Grilled Chicken Cheddar Casserole with Mushrooms
- Nonstick cooking spray
- 1 pound penne pasta
- 1 tablespoon butter
- 1 1/2 tablespoons flour
- 2 1/2 cups fat-free milk
- 1 tablespoon Dijon mustard
- 1/2 teaspoon hot pepper sauce
- 1 teaspoon Worcestershire sauce
- 1/2 teaspoon salt
- 1/8 teaspoon ground white pepper
- 3 tablespoons sliced green onion
- 1/2 cup thinly sliced carrots
- 1 1/2 cups (4 ounces) sliced mushrooms
- 1 cup shredded Cheddar cheese
- 4 boneless, skinless chicken breast halves, grilled and sliced
- 2 tablespoons bread crumbs
- 1 tablespoon chopped parsley
- Preheat oven to 350 ℉. Spray a 13×9-inch baking dish with nonstick cooking spray; set aside.
- Cook and drain pasta according to package directions; keep hot.

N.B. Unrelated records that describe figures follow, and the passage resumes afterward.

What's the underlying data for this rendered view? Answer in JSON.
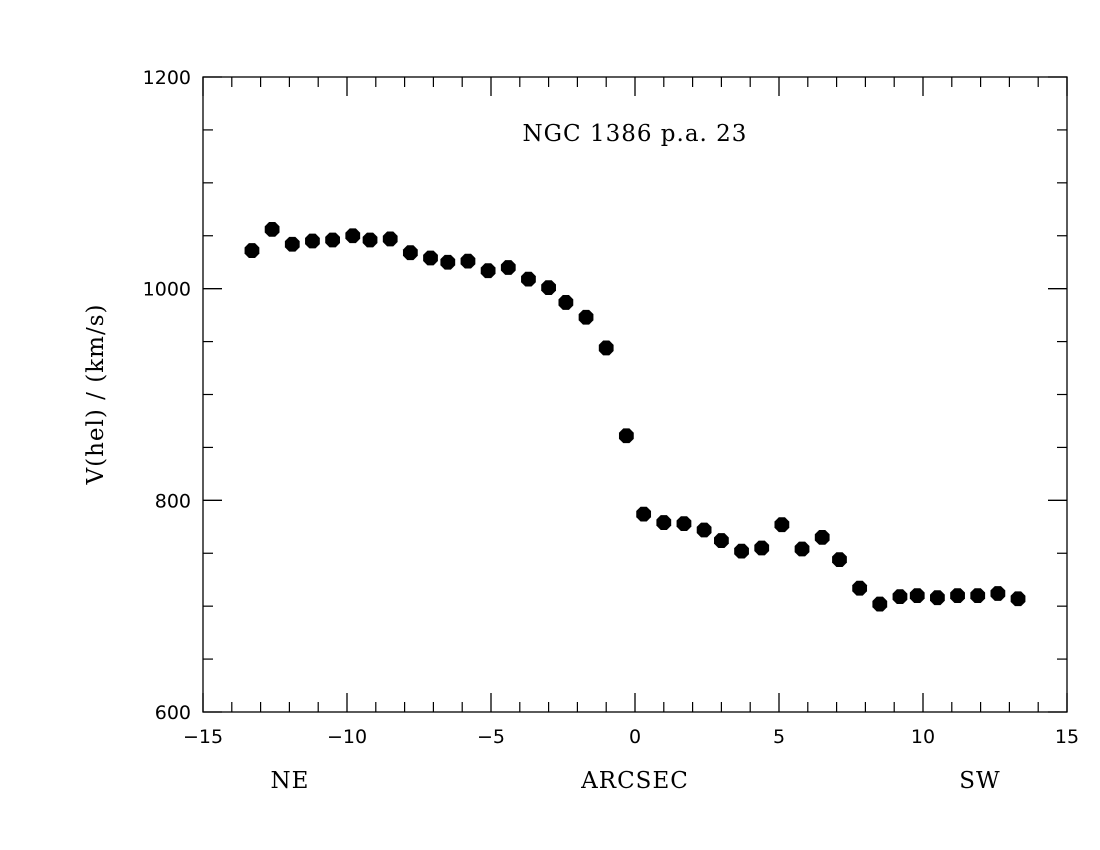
{
  "chart_data": {
    "type": "scatter",
    "title": "NGC 1386 p.a. 23",
    "xlabel": "ARCSEC",
    "ylabel": "V(hel) / (km/s)",
    "xlim": [
      -15,
      15
    ],
    "ylim": [
      600,
      1200
    ],
    "x_ticks": [
      -15,
      -10,
      -5,
      0,
      5,
      10,
      15
    ],
    "y_ticks": [
      600,
      800,
      1000,
      1200
    ],
    "x_tick_labels": [
      "−15",
      "−10",
      "−5",
      "0",
      "5",
      "10",
      "15"
    ],
    "y_tick_labels": [
      "600",
      "800",
      "1000",
      "1200"
    ],
    "x_minor_step": 1,
    "y_minor_step": 50,
    "annotations": {
      "left": "NE",
      "right": "SW"
    },
    "grid": false,
    "marker_color": "#000000",
    "series": [
      {
        "x": [
          -13.3,
          -12.6,
          -11.9,
          -11.2,
          -10.5,
          -9.8,
          -9.2,
          -8.5,
          -7.8,
          -7.1,
          -6.5,
          -5.8,
          -5.1,
          -4.4,
          -3.7,
          -3.0,
          -2.4,
          -1.7,
          -1.0,
          -0.3,
          0.3,
          1.0,
          1.7,
          2.4,
          3.0,
          3.7,
          4.4,
          5.1,
          5.8,
          6.5,
          7.1,
          7.8,
          8.5,
          9.2,
          9.8,
          10.5,
          11.2,
          11.9,
          12.6,
          13.3
        ],
        "y": [
          1036,
          1056,
          1042,
          1045,
          1046,
          1050,
          1046,
          1047,
          1034,
          1029,
          1025,
          1026,
          1017,
          1020,
          1009,
          1001,
          987,
          973,
          944,
          861,
          787,
          779,
          778,
          772,
          762,
          752,
          755,
          777,
          754,
          765,
          744,
          717,
          702,
          709,
          710,
          708,
          710,
          710,
          712,
          707
        ]
      }
    ]
  }
}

- Melt butter in a large saucepan over medium heat. Stir in flour and cook 2 minutes, stirring frequently. Whisk in milk, mustard, hot pepper sauce, Worcestershire sauce, salt and pepper. Cook, stirring constantly, about 10 minutes or until sauce thickens.
- Stir in onion, carrot, mushrooms and Cheddar until cheese is melted. Remove sauce from heat.
- Mix pasta into sauce and pour into prepared pan.
- Arrange sliced grilled chicken over pasta.
- Mix bread crumbs and parsley together and sprinkle over pasta.
- Bake about 25 minutes or until pasta is heated through and edges are bubbling.